A prominent Iraqi Shiite cleric, saying he was detained and beaten by US forces, charged that American methods were "worse" than those employed by the ousted regime of Saddam Hussein.
 
"Our arrest by the Americans was worse than the arrests that Saddam ordered against our students," Sheikh Mohammed al-Fartusi told Abu Dhabi television.
 
The cleric, whose followers said he was detained Sunday by US troops along with five other Shiites, reappeared in Baghdad on Tuesday to cheers from hundreds of supporters who had held protests for two days.
 
Fartusi's comments came as another cleric reported kidnapped was said to have been released along with two busloads of Shiite Muslim pilgrims heading for the holy city of Karbala.
 
Fartusi claimed that "we were beaten ... spent a night with our hands tied behind our backs," adding however than an American officer did turn up and offer an apology.
 
"It was disgusting.
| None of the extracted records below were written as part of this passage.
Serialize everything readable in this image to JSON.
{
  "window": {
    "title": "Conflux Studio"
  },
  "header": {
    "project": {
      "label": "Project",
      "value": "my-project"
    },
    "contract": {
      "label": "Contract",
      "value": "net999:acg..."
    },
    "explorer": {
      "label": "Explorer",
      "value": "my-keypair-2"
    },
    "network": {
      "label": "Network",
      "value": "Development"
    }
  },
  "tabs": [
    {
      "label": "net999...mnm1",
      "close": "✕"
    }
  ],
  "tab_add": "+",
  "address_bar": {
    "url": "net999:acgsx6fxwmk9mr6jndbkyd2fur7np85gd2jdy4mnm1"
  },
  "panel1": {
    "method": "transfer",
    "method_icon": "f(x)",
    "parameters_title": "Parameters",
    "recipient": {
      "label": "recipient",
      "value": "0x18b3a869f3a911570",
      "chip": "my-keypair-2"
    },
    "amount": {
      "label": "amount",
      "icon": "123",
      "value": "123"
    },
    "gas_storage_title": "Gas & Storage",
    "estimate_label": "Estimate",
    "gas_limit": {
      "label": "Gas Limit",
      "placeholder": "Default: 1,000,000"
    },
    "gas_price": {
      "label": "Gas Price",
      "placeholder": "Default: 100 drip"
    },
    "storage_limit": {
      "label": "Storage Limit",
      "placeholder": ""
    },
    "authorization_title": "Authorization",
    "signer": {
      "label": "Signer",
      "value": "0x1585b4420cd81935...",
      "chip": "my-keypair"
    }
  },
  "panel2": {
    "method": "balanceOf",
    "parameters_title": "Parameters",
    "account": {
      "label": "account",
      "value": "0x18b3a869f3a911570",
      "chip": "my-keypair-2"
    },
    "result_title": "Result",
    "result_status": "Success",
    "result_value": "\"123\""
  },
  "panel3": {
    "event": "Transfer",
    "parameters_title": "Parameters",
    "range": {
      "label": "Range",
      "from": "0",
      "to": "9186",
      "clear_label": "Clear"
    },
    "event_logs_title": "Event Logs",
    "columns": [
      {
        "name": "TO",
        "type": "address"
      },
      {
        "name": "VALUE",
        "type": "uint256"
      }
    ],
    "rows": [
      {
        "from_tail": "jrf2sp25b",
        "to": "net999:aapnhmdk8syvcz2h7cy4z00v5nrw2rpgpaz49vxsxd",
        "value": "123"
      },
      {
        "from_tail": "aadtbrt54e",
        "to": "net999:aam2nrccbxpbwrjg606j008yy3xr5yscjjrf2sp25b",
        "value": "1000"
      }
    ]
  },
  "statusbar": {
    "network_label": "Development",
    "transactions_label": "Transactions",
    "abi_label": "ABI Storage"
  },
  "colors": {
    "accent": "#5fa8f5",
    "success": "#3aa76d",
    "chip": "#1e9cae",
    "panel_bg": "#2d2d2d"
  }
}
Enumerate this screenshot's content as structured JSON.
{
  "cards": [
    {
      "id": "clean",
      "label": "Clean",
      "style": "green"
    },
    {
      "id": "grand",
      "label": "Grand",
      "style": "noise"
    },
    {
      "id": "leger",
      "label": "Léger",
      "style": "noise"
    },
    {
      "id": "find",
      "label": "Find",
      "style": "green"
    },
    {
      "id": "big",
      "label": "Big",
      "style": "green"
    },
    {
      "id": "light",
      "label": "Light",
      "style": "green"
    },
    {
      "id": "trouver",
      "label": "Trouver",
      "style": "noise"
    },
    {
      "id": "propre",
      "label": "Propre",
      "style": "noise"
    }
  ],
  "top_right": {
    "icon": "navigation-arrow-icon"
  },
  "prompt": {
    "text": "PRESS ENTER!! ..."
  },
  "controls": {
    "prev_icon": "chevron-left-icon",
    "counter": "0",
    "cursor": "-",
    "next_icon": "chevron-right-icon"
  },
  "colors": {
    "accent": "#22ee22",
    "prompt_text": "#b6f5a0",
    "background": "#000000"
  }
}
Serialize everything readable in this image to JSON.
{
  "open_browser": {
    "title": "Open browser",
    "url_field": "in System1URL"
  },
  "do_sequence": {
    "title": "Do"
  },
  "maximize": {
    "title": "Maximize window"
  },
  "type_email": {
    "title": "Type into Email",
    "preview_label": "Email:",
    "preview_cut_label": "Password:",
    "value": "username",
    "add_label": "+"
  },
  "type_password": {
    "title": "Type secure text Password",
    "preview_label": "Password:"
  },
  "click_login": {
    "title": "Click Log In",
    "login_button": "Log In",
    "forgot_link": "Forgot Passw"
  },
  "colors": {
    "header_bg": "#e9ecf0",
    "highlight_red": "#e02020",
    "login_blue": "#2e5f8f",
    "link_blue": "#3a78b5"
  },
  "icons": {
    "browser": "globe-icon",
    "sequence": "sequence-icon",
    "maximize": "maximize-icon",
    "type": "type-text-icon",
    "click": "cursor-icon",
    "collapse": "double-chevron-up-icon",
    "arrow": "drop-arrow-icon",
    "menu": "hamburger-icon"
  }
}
Despite the fact that none of our young men has pointed a weapon against America ... but next time, God alone knows what popular anger could lead to?"
 
US officials have said they could not confirm Fartusi's arrest, but reports that the prominent mullah had been detained infuriated members of Iraq's Shiite majority.
 
Protest organizers said Fartusi, Abdelrahman al-Shuani and Halim al-Fatlawi were arrested along with three bodyguards by US forces Sunday at a checkpoint 25 kilometres (10 miles) south of Baghdad.
 
They were returning from Karbala, where hundreds of thousands of Shiites have gathered for a massive pilgrimage that was due to climax later Wednesday.
 
The reported arrest threatened to become a major source of friction between the Americans, who toppled the regime of Saddam Hussein on April 9, and the Shiites, who account for 60 per cent of Iraq's 25 million people.
 
On Wednesday an Iraqi religious leader said that cleric Skeikh Mohammed Taqi al-Madrassi had been released along with the two busloads of pilgrims heading for Karbala.
 
"He was found by coalition forces" late Tuesday, Sheikh Abd Al-Basri told Qatar's Al-Jazeera television.
 
Madrassi had on Monday been "kidnapped by certain parties who remain unknown," he said, but provided no further details.
 
The alleged kidnap was reported Tuesday by Azhar al-Khafaji, secretary general of the Iraqi Islamic National Front.
 
The cleric was "returning to Iraq after 32 years of exile spent fighting Saddam Hussein's regime," he told Al-Jazeera.
 
"The convoy was stopped at a roadblock in a zone controlled notably by the Kurdistan Democratic Party (KDP) and Patriotic Union of Kurdistan (PUK) but we do not know the identity of the forces that hold him," Khafaji had said.